Andrea Karimé: Fatina

Leseprobe


Die Postkarte

Mond,

 

ich nehme dich mit,

 

damit meine Großmutter dich sieht.

 

Hörst du mich?

 

Mona Karim

 

*

 

Sicher ist Mara-Marie nur in ihrem Sprachhaus. Auf den Tisch ihrer Großmutter Elisabeth lässt sie Sätze vom Himmel herabfallen und es wachsen Blütenwiesen aus Worten. Dort findet sie Ruhe und in der Nacht Mondlicht zwischen den Buchstaben. Doch auch graues Alltagsgebein Sprache. Nur hier wird es still. Still wie die Augen von Großmutter Raissa.

 

*

 

Der Tag, an dem ich die Postkarte bekam, hatte einen bitteren Geschmack. Ich beendete eine Liebe und begrub gerade meinen Traum, in den Libanon reisen zu können. Seit einigen Jahren hatte ich gepackt. Doch ich war nie geflogen. Weil eine Bombe fiel, weil ein Terrorist einen Selbstmordanschlag verübte, und in diesem Jahr die brennende Kirche.

 

Ich muss den Koffer auf den Speicher bringen, dachte ich und holte meine Post. Der Koffer war unfreundlich, warum sollte ich ihn behalten? Er war teuer gewesen, zugegeben. Nur weil ich einen Koffer hatte haben wollen, der so aussieht wie einer von Paul Bowles. Überseekoffer. Für Reisen in den Orient. Goldene Scharniere wie Zähne vor einem grau karierten Rachen.

 

Als ich auf den Kalender schaute, merkte ich, dass es Frühling geworden sein sollte. Wie oft muss ein Kalender sich irren, um abgesetzt zu werden? Freute sich der Koffer über meine Kapitulation? Ja, ich hatte wieder einmal Vorfreude durch einen matschigen, faulfarbenen Stadtherbst getragen und durch einen Winter, dessen Eispranke dem Früh-ling noch immer nachstellte. Und nun?

 

Ich bin Fatina El Raschida. Ich bin deine Kusine.

 

Mein Vater hatte die Gewohnheit, meine Adresse an seine Schüler weiterzugeben, als Anlaufadresse in Deutschland. Selbst meldete er sich nie. Auf diese Weise lernte ich allerhand Verwandte oder Scheinverwandte kennen, mit denen mich allerdings nicht mehr verband als die Liebe zu dem Ort, in dem sie aufgewachsen waren.

 

In meinem Herzen wurde es dennoch laut, wie in einer von starkem Sturm durchwehten Rumpelkammer. Ich hielt inne, um den Geräuschen auf den Grund zu gehen.

 

El Rashidi war der Name eines Terroristen. El Rashida war der Name der Kusine.

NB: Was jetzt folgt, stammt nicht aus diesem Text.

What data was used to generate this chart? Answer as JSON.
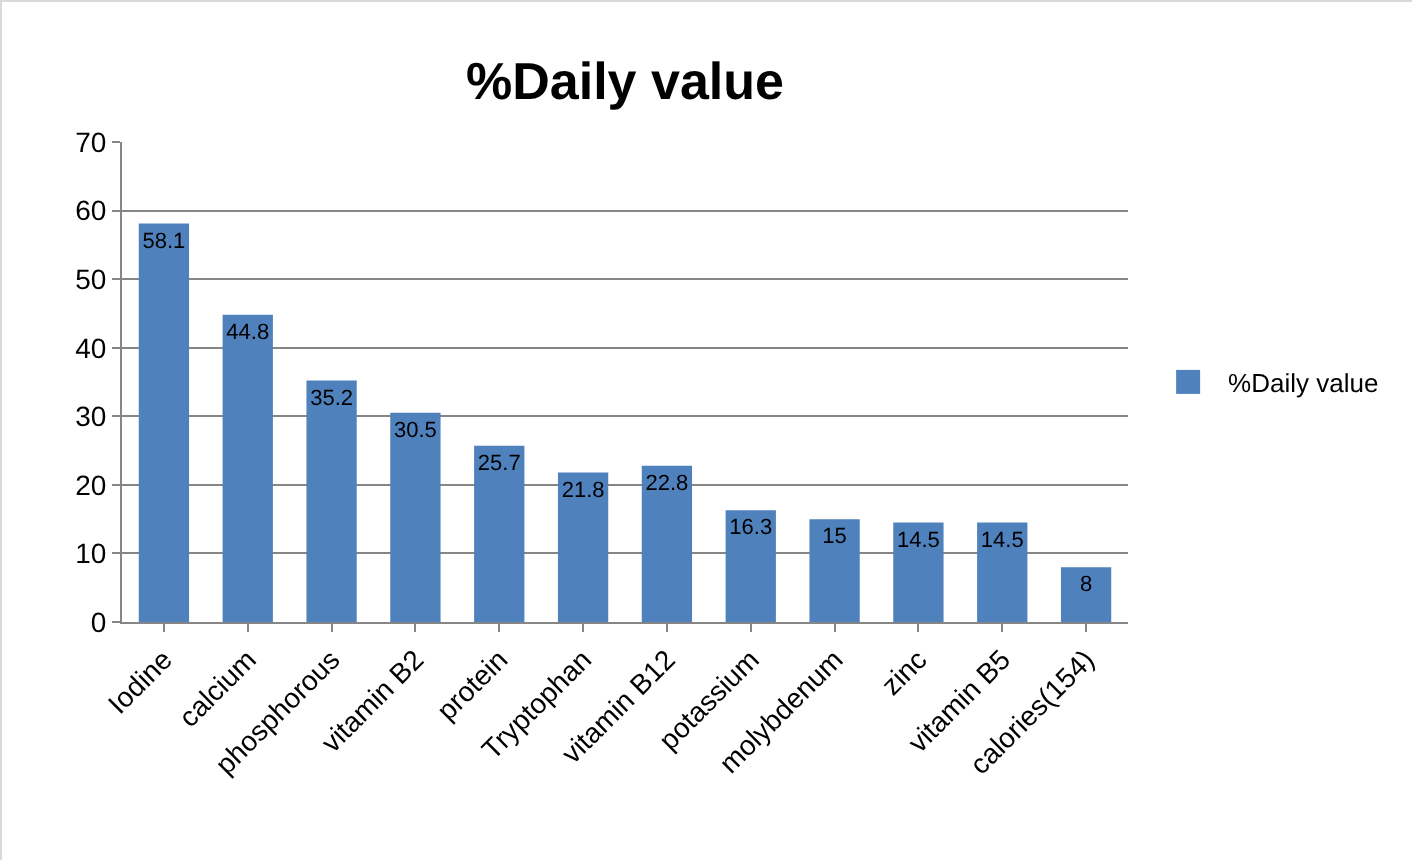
{
  "chart_data": {
    "type": "bar",
    "title": "%Daily value",
    "categories": [
      "Iodine",
      "calcium",
      "phosphorous",
      "vitamin B2",
      "protein",
      "Tryptophan",
      "vitamin B12",
      "potassium",
      "molybdenum",
      "zinc",
      "vitamin B5",
      "calories(154)"
    ],
    "series": [
      {
        "name": "%Daily value",
        "color": "#4f81bd",
        "values": [
          58.1,
          44.8,
          35.2,
          30.5,
          25.7,
          21.8,
          22.8,
          16.3,
          15,
          14.5,
          14.5,
          8
        ]
      }
    ],
    "ylim": [
      0,
      70
    ],
    "yticks": [
      0,
      10,
      20,
      30,
      40,
      50,
      60,
      70
    ],
    "grid": "y",
    "legend": "right",
    "data_labels": true
  }
}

Und ich bin Mara-Marie Rashida.

 

Eigentlich heiße ich auch El Raschida, doch haben die fast dreißig deutschen Jahre meines Vaters den Artikel von unserem Namen langsam abgeschmirgelt.

 

Ein libanesisch-deutscher Mann wurde verhaftet, weil er den Namen eines mutmaßlichen Terroristen trägt. Aber das war nicht alles. Der Name Fatina erinnerte mich dunkel an etwas, doch es fiel mir nicht ein. Ich musste die Wohnung verlassen. Ich schrieb meiner Familie einen Abschiedsbrief, der mit Fetzen aus meinem Notizbuch gesprenkelt war.